Reza Pahlavi was solely 16 years previous when Iran’s 1979 revolution toppled his father’s 40-year rule. The eldest son of Shah Mohammad Reza Pahlavi, he was the primary within the line to inherit the oil-rich thousand-year-old empire.
Now on the age of 65, practically half a century after the unravelling of his birthright, his wait might lastly be coming to an finish.
“This is the last battle. Pahlavi will return!” was one of the standout chants from nationwide protests that gripped Iran on Thursday night time after the exiled former crown prince exhorted his compatriots to hit the streets.
“Javid Shah (long live the king)!” cried the protesters. “Reza Shah, God bless your soul!”
Thursday’s protests have been the end result of days of demonstrations that started in Tehran’s Grand Bazaar in opposition to financial grievances however have shortly taken on an anti-regime focus. Pahlavi, who is based mostly within the US, has sought to place himself as a de facto chief.

Support for the deposed monarchy is taboo in Iran, a legal offense, and a sentiment lengthy frowned upon by a society that staged a well-liked rebellion to overthrow the Shah’s dictatorship.
It is unclear what is perhaps driving the renewed pleasure for the royal household and its titular head in exile, analysts say. Do Iranians genuinely assist the restoration of the monarchy or are they only fed up with their repressive theocracy?
“Reza Pahlavi has indubitably increased his clout and has turned himself into a frontrunner in Iranian opposition politics,” mentioned Arash Azizi, a tutorial and creator of the ebook “What Iranians Want.”
“But he also suffers from many problems. He is a divisive figure and not a unifying one.”
For many years, the Islamic Republic has neutered its home opposition, imprisoning its critics together with former presidents. Supreme Leader Ayatollah Ali Khamenei, the final word authority in Iran, circumscribes the powers of elected officers and views his mandate because the guardian of the regime, stamping out challenges to its rule.
This has empowered the exterior opposition, rising out of Iran’s massive diaspora and pulling figures similar to Pahlavi out of relative obscurity. Pahlavi first burst into the highlight after Iran in 2020 unintentionally shot down a industrial flight after it took off from Tehran sure for Ukraine. The incident galvanized the exterior opposition prompting them to coalesce right into a council that had Pahlavi as a outstanding member.
Disagreements between the patchwork of Iranian dissidents led to the council’s early demise. But Pahlavi endured as essentially the most well-known face of the opposition. Israeli Prime Minister Benjamin Netanyahu has been his most high-profile backer. It’s an alliance that has polarized Iranians (Israeli strikes pummeled elements of Iran throughout a 12-day battle between the 2 international locations last June).
US President Donald Trump’s abduction of Venezuelan President Nicolás Maduro additionally might have energized an opposition hoping for a fast decapitation of the regime. Social media footage confirmed a protester altering a avenue title to “Trump Street.”
But analysts say these hopes might have been misplaced. Trump “is weighing his options and has no desire to lend credibility to someone before they’ve proved they can win,” mentioned Azizi.
“Pahlavi personally doesn’t have qualities that appeal to Trump. He is rather bookish and lacks the kind of personal charisma that could appeal to someone like Trump,” mentioned Azizi. “He will have a hard time winning over Trump.”
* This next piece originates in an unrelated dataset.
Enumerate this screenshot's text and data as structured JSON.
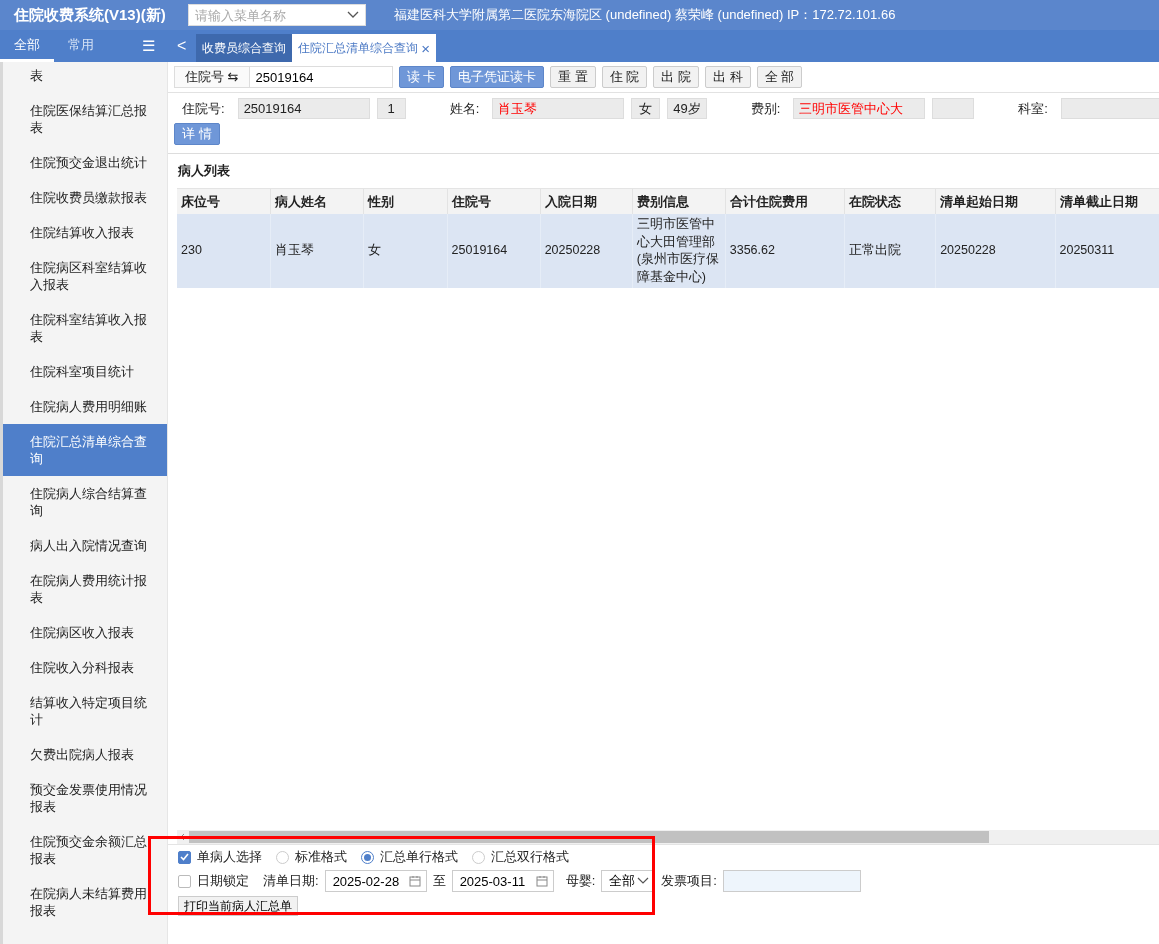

Pahlavi has been non-committal about moving into the fray. He has mentioned he is keen to guide Iran in a transition in case protesters achieve ousting the regime in these demonstrations, the fifth anti-regime protests in practically a decade. But he is sparse on the small print of his plans and his critics say his inexperience might quickly flip in opposition to him.
“He talks of being a transitional leader and having a transitional assembly, but who is going to be in the transitional government, who is going to run in the assembly, who are your candidates,” mentioned Vali Nasr, an Iran professional and professor at Johns Hopkins University’s School of Advanced International Studies.
“It’s one thing to look at crowds and say it would be great if Iran goes back to the Shah’s period but in terms of real mechanisms, how would he do that?”
The rallying round Pahlavi is the surest signal, analysts say, that Iran’s Islamic Republic seems to have hit a dead-end. Its economic system has buckled underneath years of corruption and sanctions, and it has struggled to shake off its pariah standing regardless of the efforts of a slew of reformist governments. Young folks have chafed underneath conservative rule and the stifling of political freedoms. And if the regime tries to violently quash the rebellion, because it has accomplished beforehand, then it risks drawing Trump’s wrath.
“Iranians aren’t opting for (Pahlavi) because he is present in the community but because they are despondent,” mentioned Nasr.
Pahlavi capitalizes on that nostalgia for a pre-Islamic Republic period. “Many older Iranians remember the day I was born and what a national frenzy there was,” he advised The Wall Street Journal this week. “But now at the age of 65 … the young Iranians call me father. And that’s the best thing.”